Have investors favoured active management or bond ETFs in early 2022?  How have active funds vs. ETFs performed in this segment?  What impact for portfolio construction?

A regular and optimal analysis of the performance and flows of active and passive management in Europe, carried out from BSD Investing’s proprietary database* and Morningstar’s data, helps to answer these questions. A new look at the world of portfolio management.

What have been the flows to bonds since the beginning of 2022?

In a context of strong uncertainties about the economic impact of the current geopolitical situation, flows to funds domiciled in Europe on the bond markets were down sharply. Active management recorded a very strong outflow: €28 billion between January and February 2022. Flows to passive management are down, but remain positive with €5 billion raised over the same period(1).

Monthly flows to active and passive bond funds

Sources: BSD Investing, Morningstar, data in € from 1/3/21 to 28/2/22

Are there any differences between the segments?

Developed country government bond funds were almost the only category of funds to have collected over the period benefiting from the investor search for protection.

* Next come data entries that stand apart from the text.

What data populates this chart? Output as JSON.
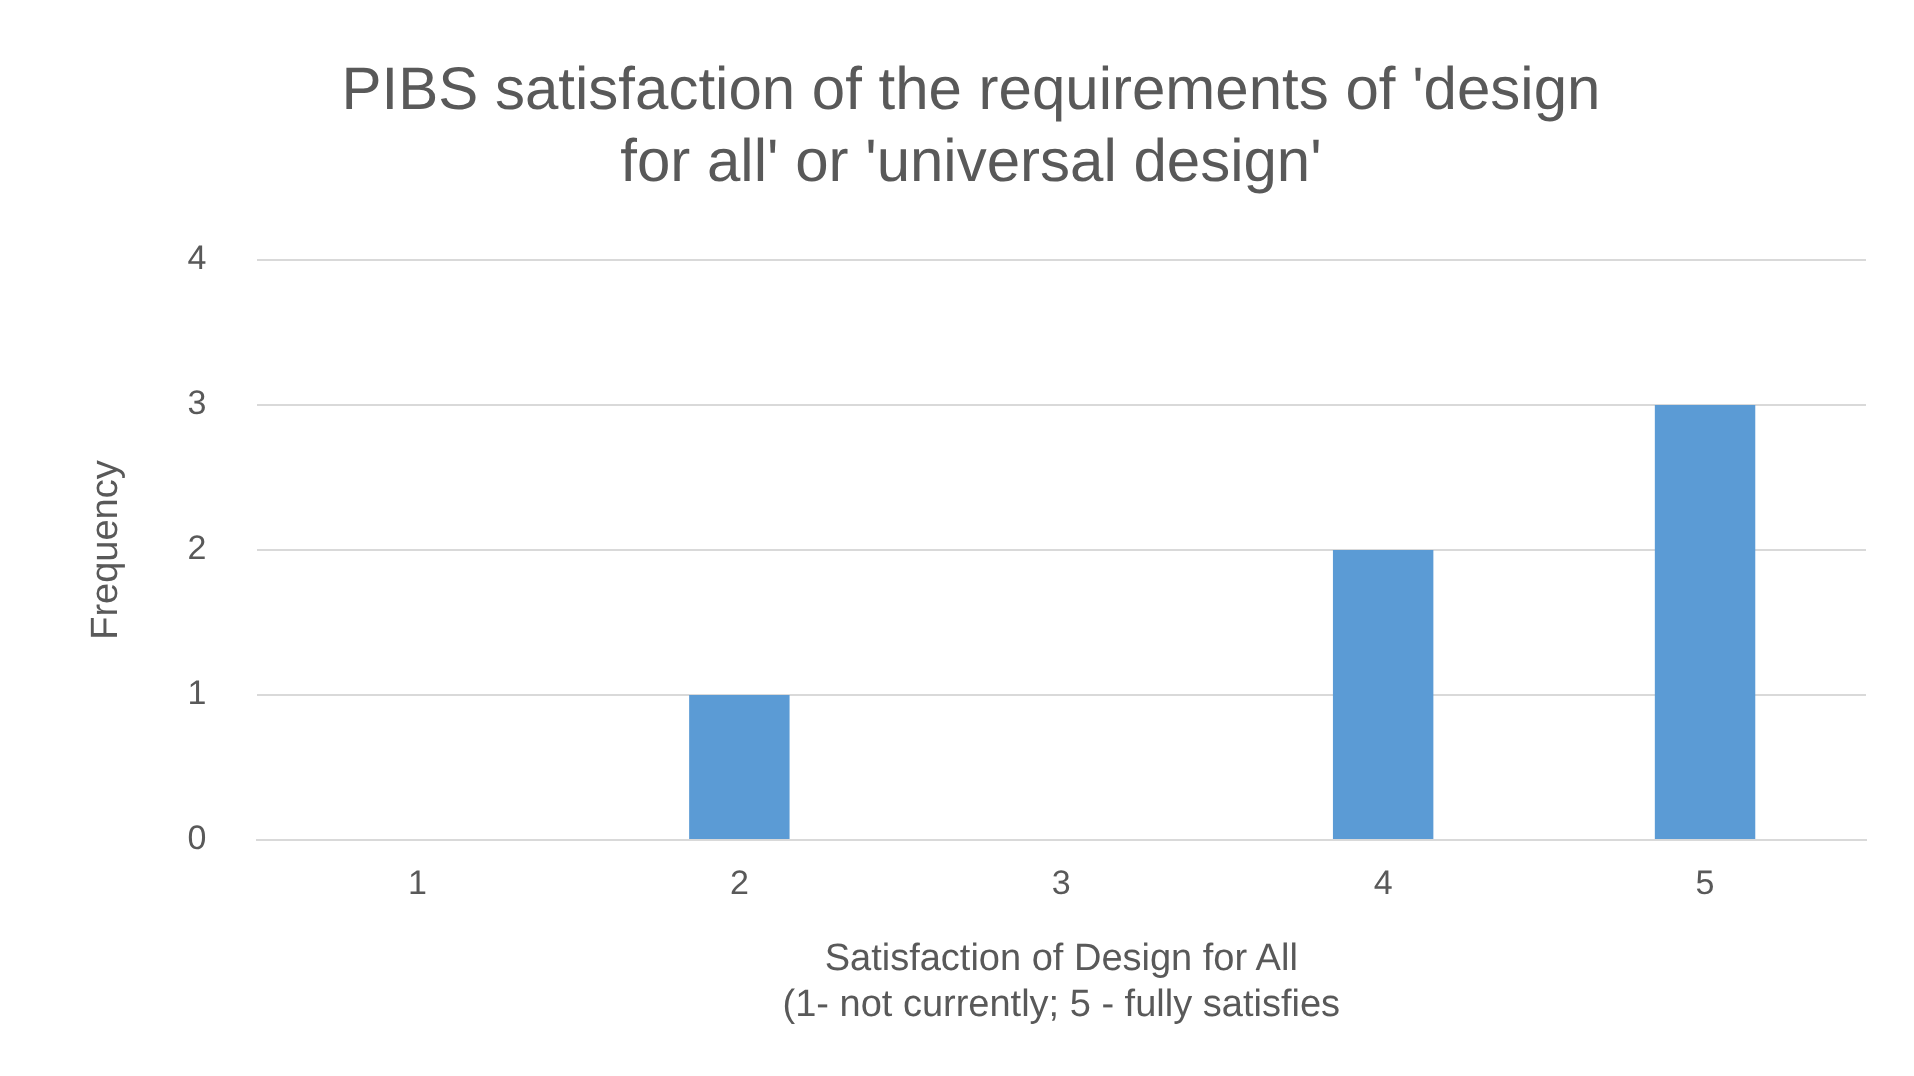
{
  "chart_data": {
    "type": "bar",
    "title": "PIBS satisfaction of the requirements of 'design\nfor all' or 'universal design'",
    "xlabel": "Satisfaction of Design for All\n(1- not currently; 5 - fully satisfies",
    "ylabel": "Frequency",
    "categories": [
      "1",
      "2",
      "3",
      "4",
      "5"
    ],
    "values": [
      0,
      1,
      0,
      2,
      3
    ],
    "color": "#5b9bd5",
    "ylim": [
      0,
      4
    ],
    "yticks": [
      0,
      1,
      2,
      3,
      4
    ],
    "grid": "y",
    "legend": false
  }
}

Funds on European govies captured the majority of this collection, €5.8 billion out of €7 billion for this segment as a whole. Active funds attracted more than half of these flows. On passive funds, the collection is equally divided between funds on European govies and US govies, 1.5 billion euros on each.  All other categories recorded outflows.

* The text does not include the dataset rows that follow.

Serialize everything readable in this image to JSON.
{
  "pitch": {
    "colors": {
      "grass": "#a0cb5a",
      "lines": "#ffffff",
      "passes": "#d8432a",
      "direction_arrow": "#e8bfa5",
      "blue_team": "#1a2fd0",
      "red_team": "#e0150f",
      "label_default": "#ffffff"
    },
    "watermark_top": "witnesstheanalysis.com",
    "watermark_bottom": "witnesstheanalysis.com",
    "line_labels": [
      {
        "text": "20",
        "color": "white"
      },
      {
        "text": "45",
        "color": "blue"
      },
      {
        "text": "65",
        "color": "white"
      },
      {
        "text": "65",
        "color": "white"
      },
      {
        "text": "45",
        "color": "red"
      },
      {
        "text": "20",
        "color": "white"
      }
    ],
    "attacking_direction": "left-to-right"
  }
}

What are the performances for bond funds at the beginning of the year?

Since the beginning of 2022, in this difficult context, the performance of bond managers has been declining: only 31% manage to outperform their passive counterparts.  This is the lowest level observed in the first two months of the year in 10 years.  Only active funds, in the government debt segments of developed countries, are doing well.  66% of active funds outperform passive funds on European government debt.  In the other segments, emerging debt, good quality corporate debt or high-yield in euros or dollars, less than 50% of managers manage to outperform their passive counterparts. While historically active managers outperform more widely in the bond segment than in equities, is this reversal temporary or sustainable? To be continued.

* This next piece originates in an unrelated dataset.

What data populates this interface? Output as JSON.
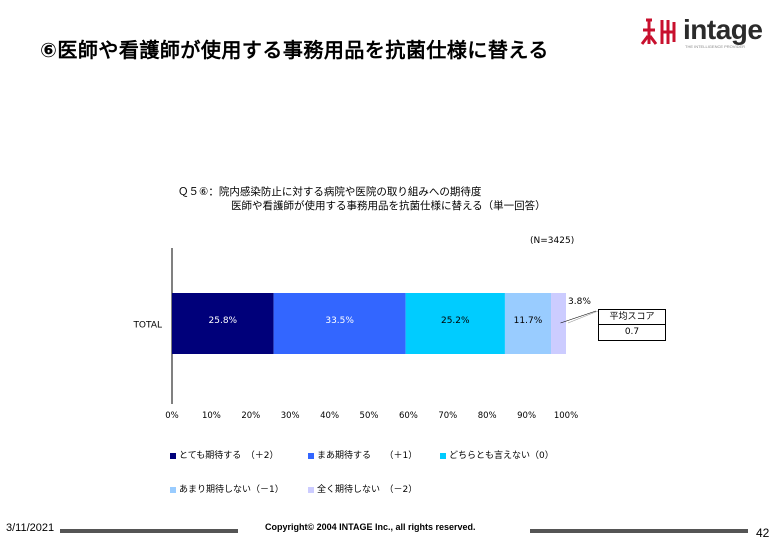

What impact on portfolio construction?

Against a backdrop of uncertainties about the evolution of interest rates and credit spreads, investors have been looking for protection and have exited nearly all other categories of the bond market.  Traditionally, active management dominates flows in this segment. However, in this market context, flows to passive management have been more resilient, perhaps even benefiting from tactical repositioning by some investors as well as the difficulty for active managers to currently generate outperformance.

Accurate and regular monitoring of flows and performance between active and passive funds provides an accurate picture of what is outperforming and thus makes more efficient allocation decisions.

(1)  flow data as of 28/2/2022.  (2) Performance data as of 25/2/22022. Sources: BSD Investing & Morningstar.